I tried out GitHub Copilot this weekend. I've been thinking, and talking, about AI like your average technology person. So here we are: what's my reaction to LLMs getting better and better at coding?

LLMs are great at information retrieval. Copilot or GPT read a lot of code from GitHub, StackOverflow, Reddit, etc. And now, given some context (code in the file I'm editing, its surrounding project info, etc), it can retrieve, by probability, the best snippet of code that could come next. I posted this example on social media recently:

Me: imports my own file system library Pathos (first time in this code base). Types name of computed property using it.

Copilot: suggests an implementation that uses the library, slightly incorrectly.
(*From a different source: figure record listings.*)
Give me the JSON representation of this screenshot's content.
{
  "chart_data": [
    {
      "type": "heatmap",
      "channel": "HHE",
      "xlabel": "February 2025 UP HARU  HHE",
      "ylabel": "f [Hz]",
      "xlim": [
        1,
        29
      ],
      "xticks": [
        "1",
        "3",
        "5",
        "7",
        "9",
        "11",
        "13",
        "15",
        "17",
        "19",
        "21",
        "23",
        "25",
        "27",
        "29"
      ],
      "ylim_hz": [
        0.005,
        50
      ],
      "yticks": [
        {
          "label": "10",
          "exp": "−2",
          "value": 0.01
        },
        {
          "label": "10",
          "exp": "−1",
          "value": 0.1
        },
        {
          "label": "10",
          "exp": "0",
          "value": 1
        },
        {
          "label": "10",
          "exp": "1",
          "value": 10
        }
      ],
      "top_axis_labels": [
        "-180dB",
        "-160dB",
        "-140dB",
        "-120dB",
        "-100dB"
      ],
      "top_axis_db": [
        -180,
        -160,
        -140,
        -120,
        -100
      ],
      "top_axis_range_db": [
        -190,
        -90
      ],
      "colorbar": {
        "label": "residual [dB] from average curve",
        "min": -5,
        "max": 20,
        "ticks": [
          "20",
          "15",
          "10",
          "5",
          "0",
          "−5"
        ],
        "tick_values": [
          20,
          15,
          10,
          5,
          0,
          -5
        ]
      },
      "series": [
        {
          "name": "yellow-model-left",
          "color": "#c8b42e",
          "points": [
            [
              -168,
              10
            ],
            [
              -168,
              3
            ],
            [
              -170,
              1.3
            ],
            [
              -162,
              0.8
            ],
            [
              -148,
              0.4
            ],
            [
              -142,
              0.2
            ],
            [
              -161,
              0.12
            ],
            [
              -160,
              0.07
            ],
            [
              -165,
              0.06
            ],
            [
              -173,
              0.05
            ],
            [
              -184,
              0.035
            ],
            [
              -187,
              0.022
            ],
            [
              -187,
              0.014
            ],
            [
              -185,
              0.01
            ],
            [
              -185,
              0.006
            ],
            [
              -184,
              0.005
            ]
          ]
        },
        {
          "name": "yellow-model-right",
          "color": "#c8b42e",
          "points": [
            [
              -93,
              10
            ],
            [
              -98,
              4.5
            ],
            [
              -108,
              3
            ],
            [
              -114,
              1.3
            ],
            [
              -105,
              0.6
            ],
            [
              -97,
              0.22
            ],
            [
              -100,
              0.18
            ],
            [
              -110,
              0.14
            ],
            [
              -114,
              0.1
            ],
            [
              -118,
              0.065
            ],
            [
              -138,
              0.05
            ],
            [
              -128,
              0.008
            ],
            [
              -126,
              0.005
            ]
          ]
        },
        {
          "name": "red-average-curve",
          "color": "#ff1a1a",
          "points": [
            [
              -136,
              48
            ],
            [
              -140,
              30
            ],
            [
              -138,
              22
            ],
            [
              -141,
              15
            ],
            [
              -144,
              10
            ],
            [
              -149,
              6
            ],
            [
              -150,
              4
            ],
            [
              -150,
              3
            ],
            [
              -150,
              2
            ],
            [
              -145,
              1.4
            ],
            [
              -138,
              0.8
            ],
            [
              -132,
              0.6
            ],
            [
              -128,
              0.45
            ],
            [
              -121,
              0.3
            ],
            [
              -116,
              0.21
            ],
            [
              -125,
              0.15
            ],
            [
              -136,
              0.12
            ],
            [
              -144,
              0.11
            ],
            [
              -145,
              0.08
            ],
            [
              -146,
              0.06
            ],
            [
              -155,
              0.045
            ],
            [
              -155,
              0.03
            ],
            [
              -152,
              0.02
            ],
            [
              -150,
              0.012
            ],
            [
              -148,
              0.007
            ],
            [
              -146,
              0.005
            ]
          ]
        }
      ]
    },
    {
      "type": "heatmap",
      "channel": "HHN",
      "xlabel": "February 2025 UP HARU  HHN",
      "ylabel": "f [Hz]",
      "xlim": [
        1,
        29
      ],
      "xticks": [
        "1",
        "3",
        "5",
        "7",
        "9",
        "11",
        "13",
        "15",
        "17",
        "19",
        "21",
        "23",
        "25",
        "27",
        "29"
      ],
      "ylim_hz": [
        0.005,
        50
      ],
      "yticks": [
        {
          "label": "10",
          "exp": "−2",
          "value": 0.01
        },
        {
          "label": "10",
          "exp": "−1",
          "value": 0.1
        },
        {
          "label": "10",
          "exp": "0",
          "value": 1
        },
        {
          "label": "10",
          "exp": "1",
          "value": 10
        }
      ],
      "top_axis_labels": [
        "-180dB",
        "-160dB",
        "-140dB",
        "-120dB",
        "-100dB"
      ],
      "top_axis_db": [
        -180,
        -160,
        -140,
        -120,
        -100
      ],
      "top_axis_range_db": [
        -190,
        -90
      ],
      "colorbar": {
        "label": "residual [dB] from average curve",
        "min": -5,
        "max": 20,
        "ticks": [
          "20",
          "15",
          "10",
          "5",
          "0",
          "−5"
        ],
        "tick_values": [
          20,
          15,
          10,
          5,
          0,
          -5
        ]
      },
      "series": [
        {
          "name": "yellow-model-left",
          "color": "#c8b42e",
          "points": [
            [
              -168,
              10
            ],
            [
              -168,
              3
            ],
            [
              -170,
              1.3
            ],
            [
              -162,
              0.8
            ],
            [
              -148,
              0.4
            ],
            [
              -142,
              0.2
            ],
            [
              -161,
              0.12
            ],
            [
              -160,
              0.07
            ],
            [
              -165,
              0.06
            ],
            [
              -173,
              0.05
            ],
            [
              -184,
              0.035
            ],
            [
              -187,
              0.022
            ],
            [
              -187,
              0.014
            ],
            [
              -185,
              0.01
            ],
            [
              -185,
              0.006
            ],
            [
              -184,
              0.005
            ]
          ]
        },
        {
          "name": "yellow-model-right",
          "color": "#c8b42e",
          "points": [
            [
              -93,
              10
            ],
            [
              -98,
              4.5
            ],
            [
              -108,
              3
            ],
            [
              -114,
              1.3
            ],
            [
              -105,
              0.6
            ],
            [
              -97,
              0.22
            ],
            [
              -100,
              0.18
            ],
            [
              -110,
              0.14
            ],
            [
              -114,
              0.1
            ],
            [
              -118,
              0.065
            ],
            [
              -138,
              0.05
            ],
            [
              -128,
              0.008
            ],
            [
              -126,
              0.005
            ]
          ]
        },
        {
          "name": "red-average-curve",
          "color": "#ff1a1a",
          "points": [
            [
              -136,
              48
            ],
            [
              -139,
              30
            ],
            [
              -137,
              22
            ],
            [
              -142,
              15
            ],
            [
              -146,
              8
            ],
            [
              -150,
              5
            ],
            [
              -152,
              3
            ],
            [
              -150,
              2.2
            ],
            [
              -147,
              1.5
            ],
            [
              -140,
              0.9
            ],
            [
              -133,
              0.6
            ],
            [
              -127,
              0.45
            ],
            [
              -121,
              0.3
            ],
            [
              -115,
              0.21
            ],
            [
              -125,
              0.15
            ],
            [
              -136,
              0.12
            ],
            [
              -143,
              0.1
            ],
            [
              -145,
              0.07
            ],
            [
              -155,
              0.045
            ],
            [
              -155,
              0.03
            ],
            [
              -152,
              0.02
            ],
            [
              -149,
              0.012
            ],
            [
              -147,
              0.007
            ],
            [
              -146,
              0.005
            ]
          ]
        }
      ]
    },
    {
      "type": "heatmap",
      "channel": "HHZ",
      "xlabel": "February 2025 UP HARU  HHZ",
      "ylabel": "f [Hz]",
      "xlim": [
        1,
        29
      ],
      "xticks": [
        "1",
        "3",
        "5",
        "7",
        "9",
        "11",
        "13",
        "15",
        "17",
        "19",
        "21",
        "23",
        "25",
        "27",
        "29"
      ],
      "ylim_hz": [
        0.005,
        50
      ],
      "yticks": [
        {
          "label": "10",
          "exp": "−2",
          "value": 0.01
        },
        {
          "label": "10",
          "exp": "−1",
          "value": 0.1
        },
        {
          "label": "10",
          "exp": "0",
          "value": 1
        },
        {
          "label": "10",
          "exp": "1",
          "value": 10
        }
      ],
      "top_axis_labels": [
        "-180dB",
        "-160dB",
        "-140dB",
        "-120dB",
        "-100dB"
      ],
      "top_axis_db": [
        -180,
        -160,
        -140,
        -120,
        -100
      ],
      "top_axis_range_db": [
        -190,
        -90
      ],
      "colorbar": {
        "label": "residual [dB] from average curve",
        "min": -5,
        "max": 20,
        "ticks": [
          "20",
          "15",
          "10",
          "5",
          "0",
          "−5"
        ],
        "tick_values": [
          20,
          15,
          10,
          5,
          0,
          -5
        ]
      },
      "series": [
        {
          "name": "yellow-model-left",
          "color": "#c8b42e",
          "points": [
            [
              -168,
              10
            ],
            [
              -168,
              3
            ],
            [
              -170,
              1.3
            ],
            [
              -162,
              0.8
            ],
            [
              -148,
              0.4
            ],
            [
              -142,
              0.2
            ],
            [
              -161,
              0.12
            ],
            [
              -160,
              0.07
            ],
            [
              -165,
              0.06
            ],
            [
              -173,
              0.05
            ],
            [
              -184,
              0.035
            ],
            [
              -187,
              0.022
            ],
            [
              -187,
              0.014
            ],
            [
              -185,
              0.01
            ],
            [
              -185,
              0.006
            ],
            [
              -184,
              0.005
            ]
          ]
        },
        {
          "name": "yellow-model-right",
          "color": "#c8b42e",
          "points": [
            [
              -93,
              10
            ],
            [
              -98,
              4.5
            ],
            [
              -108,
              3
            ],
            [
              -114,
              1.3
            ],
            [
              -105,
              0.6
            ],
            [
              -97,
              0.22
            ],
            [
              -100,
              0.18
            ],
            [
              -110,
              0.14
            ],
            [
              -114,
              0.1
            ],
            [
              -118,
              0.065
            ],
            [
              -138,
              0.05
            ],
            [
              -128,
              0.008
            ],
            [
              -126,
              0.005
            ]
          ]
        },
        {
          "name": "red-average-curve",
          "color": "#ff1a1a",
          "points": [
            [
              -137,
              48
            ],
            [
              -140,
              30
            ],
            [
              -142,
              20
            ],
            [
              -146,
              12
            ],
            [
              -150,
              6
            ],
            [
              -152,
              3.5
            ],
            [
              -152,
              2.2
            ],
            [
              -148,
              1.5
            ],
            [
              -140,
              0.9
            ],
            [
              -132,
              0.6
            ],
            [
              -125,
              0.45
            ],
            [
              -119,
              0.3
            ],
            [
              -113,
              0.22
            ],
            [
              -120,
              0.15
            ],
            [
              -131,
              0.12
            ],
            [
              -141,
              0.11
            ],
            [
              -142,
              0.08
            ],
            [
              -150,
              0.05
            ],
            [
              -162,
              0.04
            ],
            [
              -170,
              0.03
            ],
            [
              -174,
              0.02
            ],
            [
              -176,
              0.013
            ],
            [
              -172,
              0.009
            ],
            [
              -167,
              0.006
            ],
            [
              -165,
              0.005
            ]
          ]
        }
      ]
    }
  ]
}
Me: Accepts suggestion, fixes error.

Me: Types in name of second computed property.

Copilot: suggests correct implementation using different parts of my library.

Fantastic! I'd like to think that the open-source code I put on GitHub made some small contribution to this specfic interarction of programming in Swift. If this is true, then I've contributed to everyone who is going to use Copilot to write Swift. So did everyone who posted their questions, answers, examples, musings, tests, libraries, apps ... about Swift on the internet. Copilot is the child of our collective labor. Before these LLM programming tools, we didn't interact. Now, we have a hive mind.

Will LLMs take our jobs?

I can't wait for that to happen. But, so far, I just don't see it. Programming is, barely, superfacially, about information retrieval. When it is, it's usually in the context of studying, training, interviewing, or some type of product grind. Sure, that covers a lot of of reason for writing code. BUT, here's the thing: I hate writing code for all of those reasons. If you had some time working in tech, you'd have heard the saying along the lines of "programmer should try their best to replace themselves". This is partially about working with people around you, but it also serves as a lens to evaluate programming tasks: if you are doing simple things over and over again, it means you are stuck at a place of stagnation. You are not growing, and probably not creating as much values as you deserve.

LLMs are going to replace some of the things we do as programmers. The parts that are boring, repetitive, stagnating. Will some people lose their jobs because of it? Maybe. At first, these will be, for the sake of simplicity, "low-level" jobs (I'm going to deliberatly leave "low-level" undefined here). For those who get to stay, however, our lives are going to become more fun and creative. Why yes, I included myself in this group because I'm egocentrically biased.

Let's say I'm wrong, these AI models, very quickly, grew super capable, to such degree that it's no longer commercially viable to hire humans for programming tasks. Well, it would be a kick in the butt for me to have to find a new career. But a kick in the butt is often the right thing to move us along in life, yes? When your comfort zone comes with a biweekly paycheck, it's extra hard to grow outside of it. But I should love to live in the post-progammer world as a software user. Chances are, there'd be less bugs?

Anyways, this has been my super unscientific, totally biased, very personal musings about AI this week.